Rational structural design of ZnOHF nanotube-assembled microsphere adsorbents for high-efficient Pb2+ removal

Abstract

Adsorbents with high effective adsorption capabilities have attracted extensive interest and are promising for the removal of heavy metal ions from wastewater. Herein, we prepared well-dispersed ZnOHF microspheres with efficient adsorptive removal toward Pb²⁺ in an aqueous environment via an amino acid assisted hydrothermal method. The obtained microspheres were self-assembled by numerous nanotubes with an outer diameter of ∼10 nm and a wall thickness of about 3.5 nm. By taking advantage of the large specific surface areas of nanotube-assembled microspheres (271.06 m² g⁻¹), the maximum adsorption capacity for Pb²⁺ was up to 285.7 mg g⁻¹ in solution.

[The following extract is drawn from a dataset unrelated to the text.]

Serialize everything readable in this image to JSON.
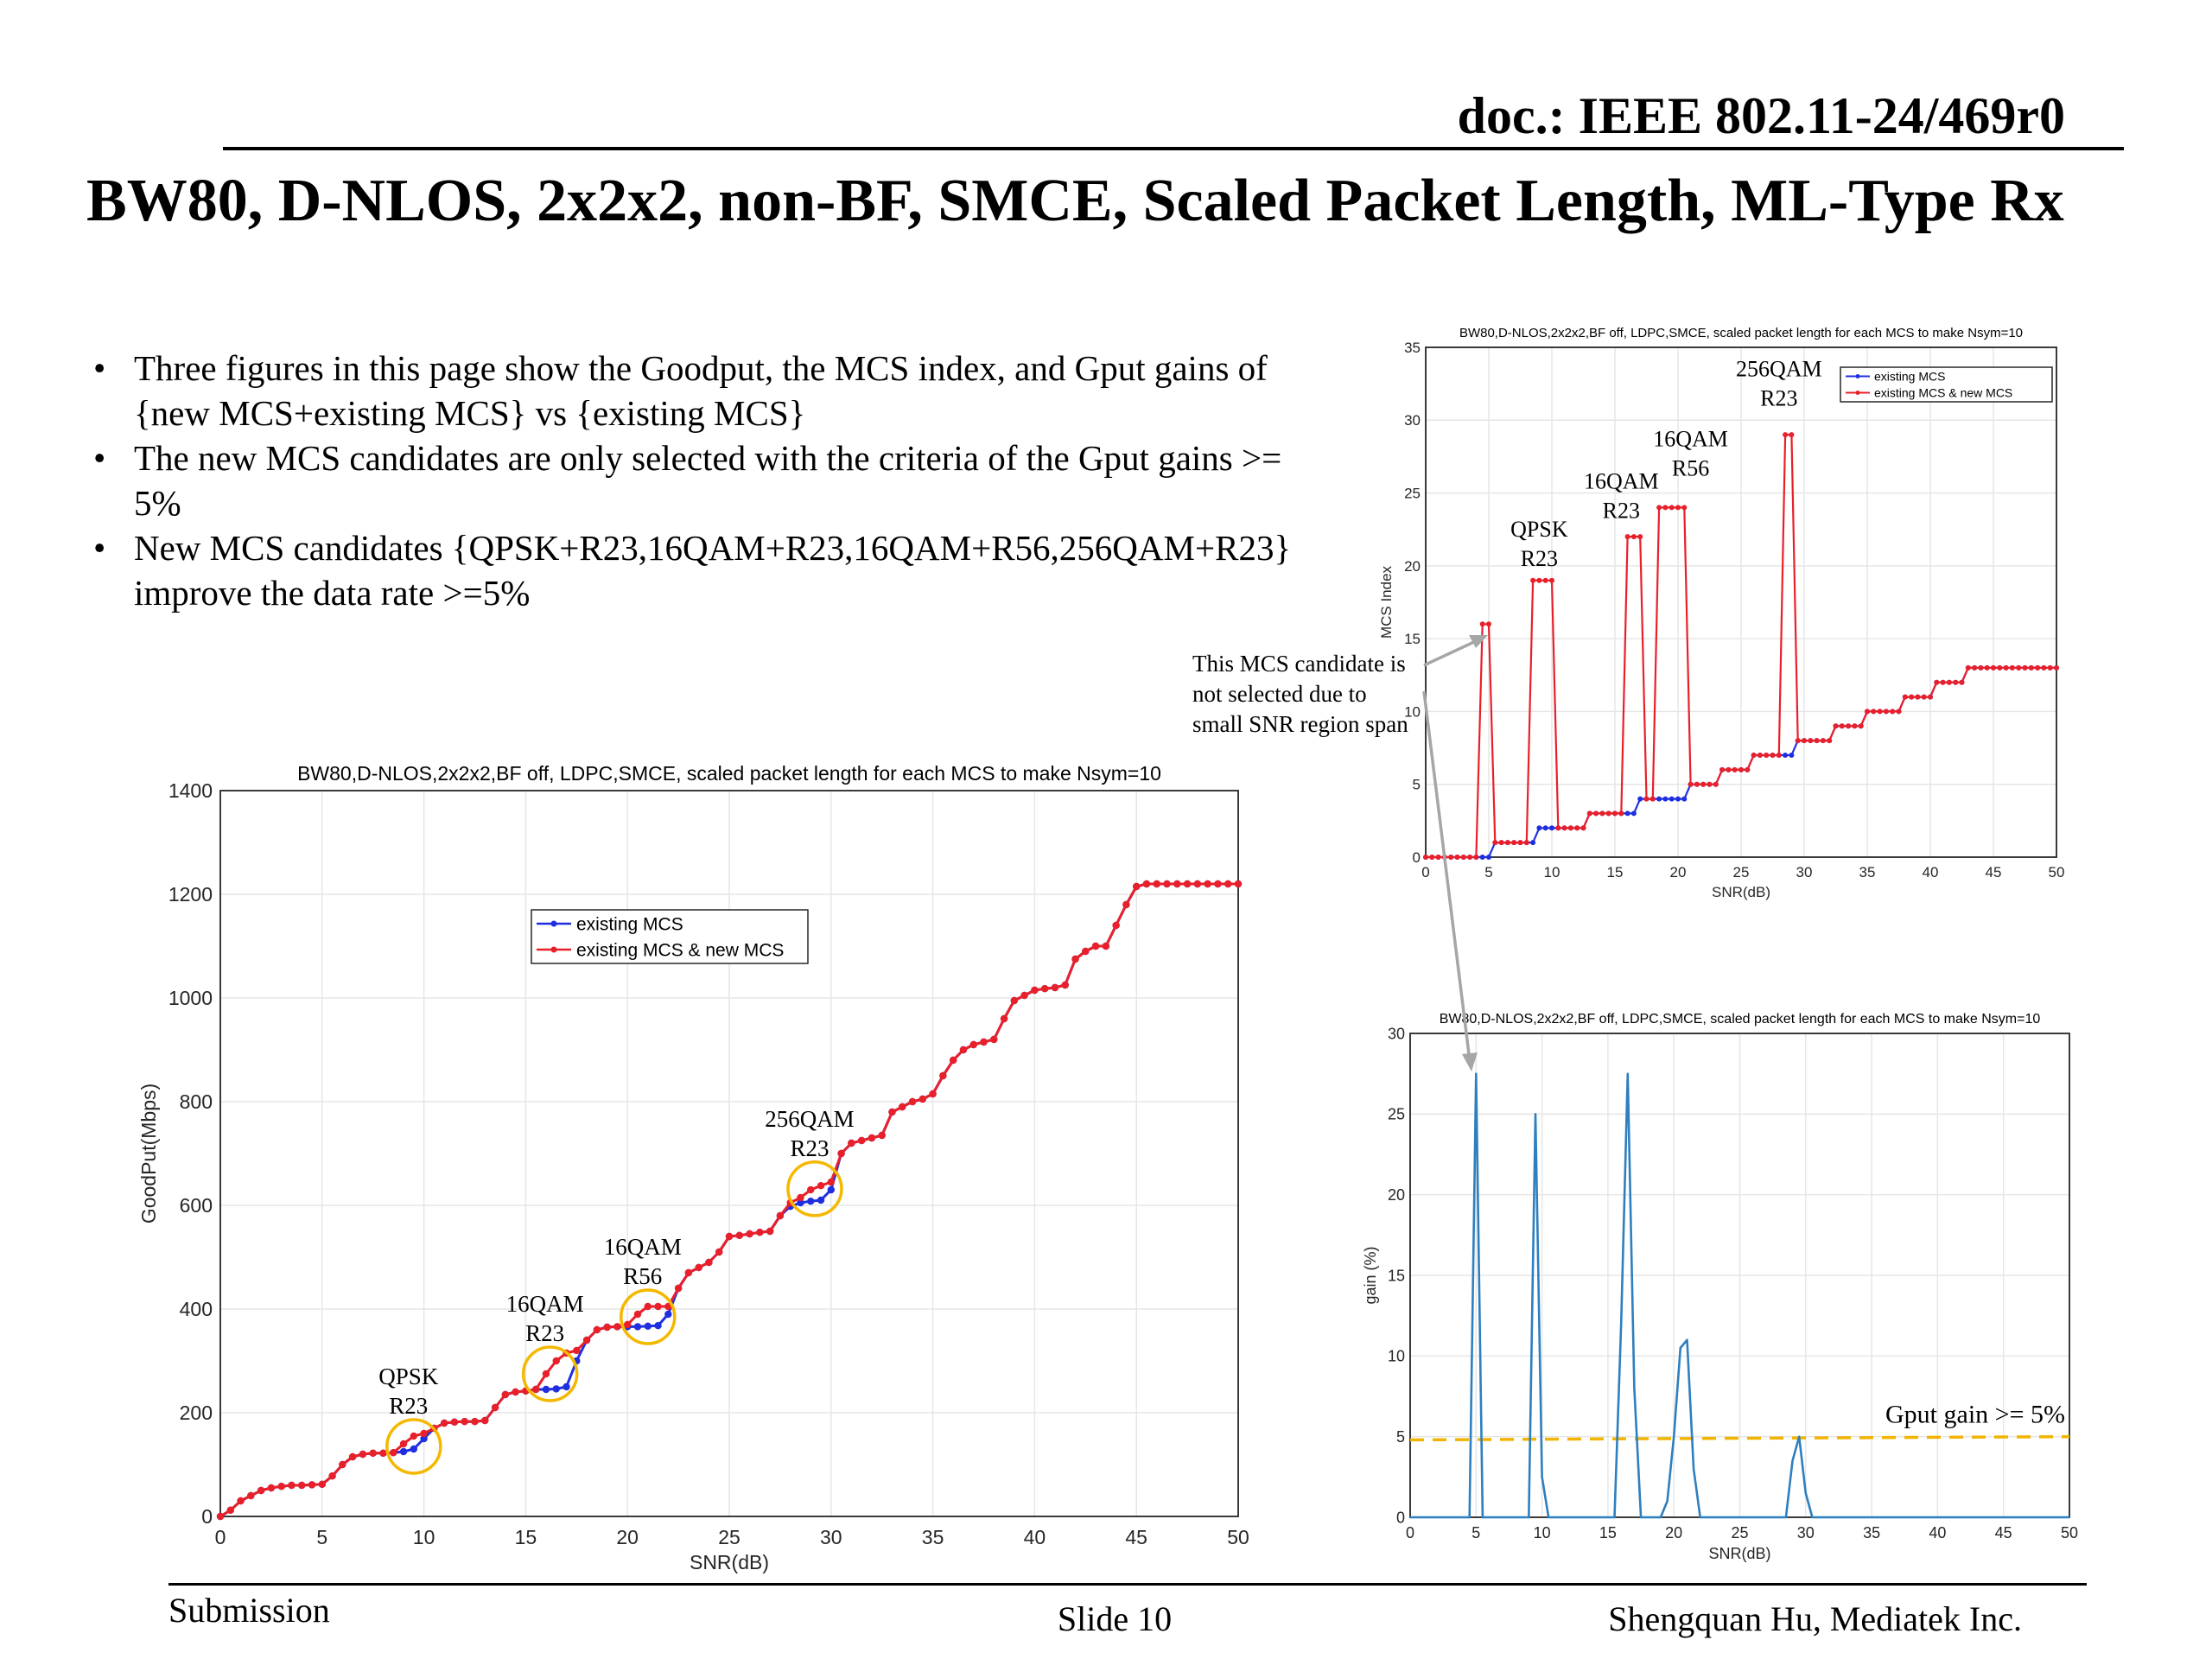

Further analysis revealed the key role of the geometry structure of fine nanotube-assembled microspheres in boosting their adsorption ability. Furthermore, we proposed a potential growth mechanism of the as-prepared microspheres. The thermodynamic study of Pb²⁺ adsorbed on nanotube-assembled ZnOHF microspheres suggests that it is an endothermic and spontaneous process. This finding may open a new avenue to design efficient sorbents with high surface areas and effective heavy metal or organic dye removal ability in solution.